All of these people claim that he is wrong and that they know better how best to save lives that are in danger. They want Navan to retain its current status and claim to be doing so in the interests of public health. Some of the consultants in Drogheda aren’t happy about things either, as they believe their hospital doesn’t have the resources to take Navan patients.
Back in 1987, when McEntee was horsing into the Dubs and Cork en route to an All-Ireland medal, the health service was cut to the bone in an attempt to straighten out the public finances. Many in the know contend that it never recovered from that cost-cutting and we have been trying to catch up since.
Down through the intervening years, medical science has sped into the future.
Another man who was in his prime back in the 1980s was Fergus Finlay.
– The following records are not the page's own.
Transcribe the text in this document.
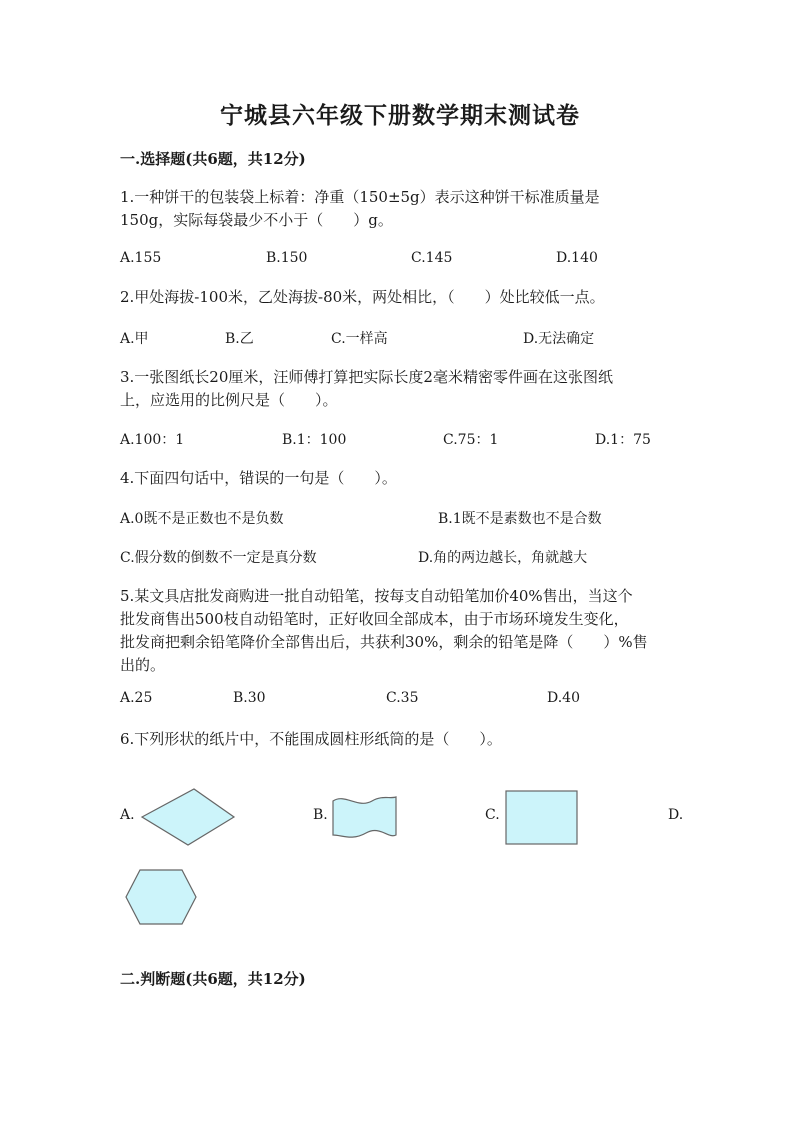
宁城县六年级下册数学期末测试卷
一.选择题(共6题，共12分)
1.一种饼干的包装袋上标着：净重（150±5g）表示这种饼干标准质量是
150g，实际每袋最少不小于（　　）g。
A.155	B.150	C.145	D.140
2.甲处海拔-100米，乙处海拔-80米，两处相比，（　　）处比较低一点。
A.甲	B.乙	C.一样高	D.无法确定
3.一张图纸长20厘米，汪师傅打算把实际长度2毫米精密零件画在这张图纸
上，应选用的比例尺是（　　）。
A.100：1	B.1：100	C.75：1	D.1：75
4.下面四句话中，错误的一句是（　　）。
A.0既不是正数也不是负数	B.1既不是素数也不是合数
C.假分数的倒数不一定是真分数	D.角的两边越长，角就越大
5.某文具店批发商购进一批自动铅笔，按每支自动铅笔加价40%售出，当这个
批发商售出500枝自动铅笔时，正好收回全部成本，由于市场环境发生变化，
批发商把剩余铅笔降价全部售出后，共获利30%，剩余的铅笔是降（　　）%售
出的。
A.25	B.30	C.35	D.40
6.下列形状的纸片中，不能围成圆柱形纸筒的是（　　）。
A.	B.	C.	D.
二.判断题(共6题，共12分)
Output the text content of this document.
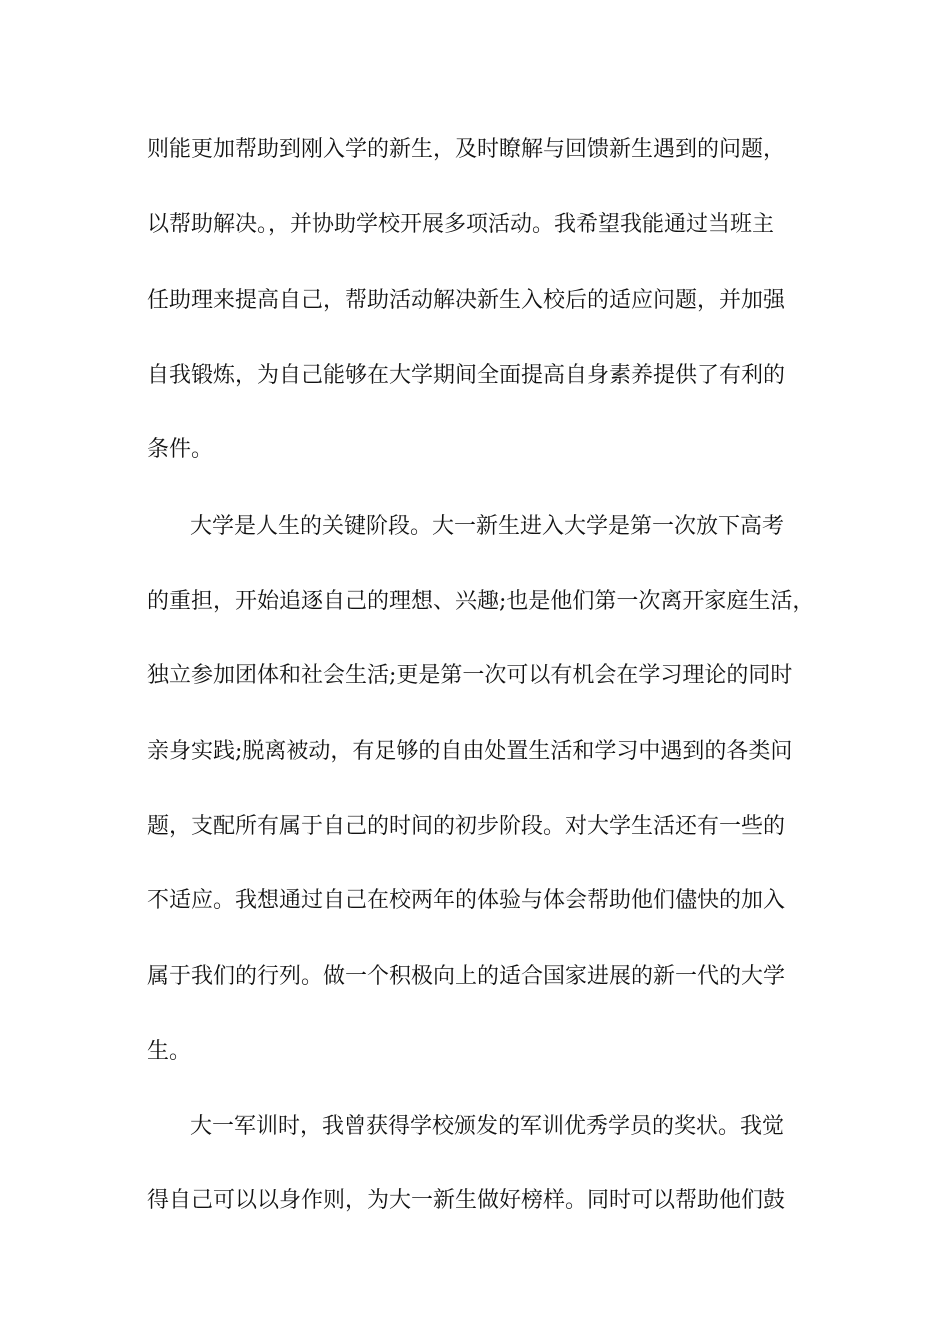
则能更加帮助到刚入学的新生，及时瞭解与回馈新生遇到的问题，
以帮助解决。，并协助学校开展多项活动。我希望我能通过当班主
任助理来提高自己，帮助活动解决新生入校后的适应问题，并加强
自我锻炼，为自己能够在大学期间全面提高自身素养提供了有利的
条件。
大学是人生的关键阶段。大一新生进入大学是第一次放下高考
的重担，开始追逐自己的理想、兴趣;也是他们第一次离开家庭生活，
独立参加团体和社会生活;更是第一次可以有机会在学习理论的同时
亲身实践;脱离被动，有足够的自由处置生活和学习中遇到的各类问
题，支配所有属于自己的时间的初步阶段。对大学生活还有一些的
不适应。我想通过自己在校两年的体验与体会帮助他们儘快的加入
属于我们的行列。做一个积极向上的适合国家进展的新一代的大学
生。
大一军训时，我曾获得学校颁发的军训优秀学员的奖状。我觉
得自己可以以身作则，为大一新生做好榜样。同时可以帮助他们鼓
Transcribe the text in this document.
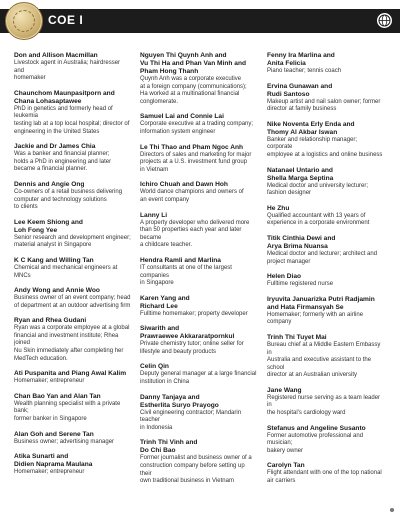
COE I
Don and Allison Macmillan
Livestock agent in Australia; hairdresser and
homemaker
Chaunchom Maunpasitporn and
Chana Lohasaptawee
PhD in genetics and formerly head of leukemia
testing lab at a top local hospital; director of
engineering in the United States
Jackie and Dr James Chia
Was a banker and financial planner;
holds a PhD in engineering and later
became a financial planner.
Dennis and Angie Ong
Co-owners of a retail business delivering
computer and technology solutions
to clients
Lee Keem Shiong and
Loh Fong Yee
Senior research and development engineer;
material analyst in Singapore
K C Kang and Willing Tan
Chemical and mechanical engineers at MNCs
Andy Wong and Annie Woo
Business owner of an event company; head
of department at an outdoor advertising firm
Ryan and Rhea Gudani
Ryan was a corporate employee at a global
financial and investment institute; Rhea joined
Nu Skin immediately after completing her
MedTech education.
Ati Puspanita and Piang Awal Kalim
Homemaker; entrepreneur
Chan Bao Yan and Alan Tan
Wealth planning specialist with a private bank;
former banker in Singapore
Alan Goh and Serene Tan
Business owner; advertising manager
Atika Sunarti and
Didien Naprama Maulana
Homemaker; entrepreneur
Nguyen Thi Quynh Anh and
Vu Thi Ha and Phan Van Minh and
Pham Hong Thanh
Quynh Anh was a corporate executive
at a foreign company (communications);
Ha worked at a multinational financial
conglomerate.
Samuel Lai and Connie Lai
Corporate executive at a trading company;
information system engineer
Le Thi Thao and Pham Ngoc Anh
Directors of sales and marketing for major
projects at a U.S. investment fund group
in Vietnam
Ichiro Chuah and Dawn Hoh
World dance champions and owners of
an event company
Lanny Li
A property developer who delivered more
than 50 properties each year and later became
a childcare teacher.
Hendra Ramli and Marlina
IT consultants at one of the largest companies
in Singapore
Karen Yang and
Richard Lee
Fulltime homemaker; property developer
Siwarith and
Prawraewee Akkararatpornkul
Private chemistry tutor; online seller for
lifestyle and beauty products
Celin Qin
Deputy general manager at a large financial
institution in China
Danny Tanjaya and
Estherlita Suryo Prayogo
Civil engineering contractor; Mandarin teacher
in Indonesia
Trinh Thi Vinh and
Do Chi Bao
Former journalist and business owner of a
construction company before setting up their
own traditional business in Vietnam
Fenny Ira Marlina and
Anita Felicia
Piano teacher; tennis coach
Ervina Gunawan and
Rudi Santoso
Makeup artist and nail salon owner; former
director at family business
Nike Noventa Erly Enda and
Thomy Al Akbar Iswan
Banker and relationship manager; corporate
employee at a logistics and online business
Natanael Untario and
Shella Marga Septina
Medical doctor and university lecturer;
fashion designer
He Zhu
Qualified accountant with 13 years of
experience in a corporate environment
Titik Cinthia Dewi and
Arya Brima Nuansa
Medical doctor and lecturer; architect and
project manager
Helen Diao
Fulltime registered nurse
Iryuvita Januarizka Putri Radjamin
and Hata Firmansyah Se
Homemaker; formerly with an airline company
Trinh Thi Tuyet Mai
Bureau chief at a Middle Eastern Embassy in
Australia and executive assistant to the school
director at an Australian university
Jane Wang
Registered nurse serving as a team leader in
the hospital's cardiology ward
Stefanus and Angeline Susanto
Former automotive professional and musician;
bakery owner
Carolyn Tan
Flight attendant with one of the top national
air carriers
The columnist was the guest on this week’s podcast, comparing the current cost of living crisis with that which persisted for a decade after the Arab-Israeli war in the early 70s.
Finlay gave a fascinating account of life at various fronts in that battle as he served initially as a trade union negotiator, and subsequently in a coalition government attempt to come to grips with inflation and wage spiral. At home, he had a young family and was grappling with keeping the show on the road, the kind of challenge that has become increasingly familiar for thousands of young families in recent months.
By 1984, the government was getting a handle on things, but how did they do it?
“Ireland came out of it by social partnership,” he told me on the podcast. “By the government and trade unions and farmers and employers all sitting down together. We’re not doing that now and I think there ought to be the beginnings of a more intensive dialogue around the economic needs.”
Hard to argue with that but it remains to be seen whether the willingness is there to get around a table and try to keep an eye on the bigger picture this time around. What has to be avoided is that which befell the country in the clean-up job after the economic collapse in 2008. Then, it was those least able to bear it who took the greatest hit. That cohort has to be shielded as best as possible if any real solidarity is to be affected in this crisis.
Meanwhile, back in the Opera House, Van tore through his back pages as if he was in a mad rush to make it to the end of the gig intact and into the leaba with a cup of cocoa. He didn’t offer any opinions on GAA violence, medical politics or spiralling inflation. His concerns are of a more celestial nature, which is probably just as well as there’s a storm blowing right now out in the real world. Batten down the hatches and let’s hope it won’t be too long till we make it back to the bright side of the road.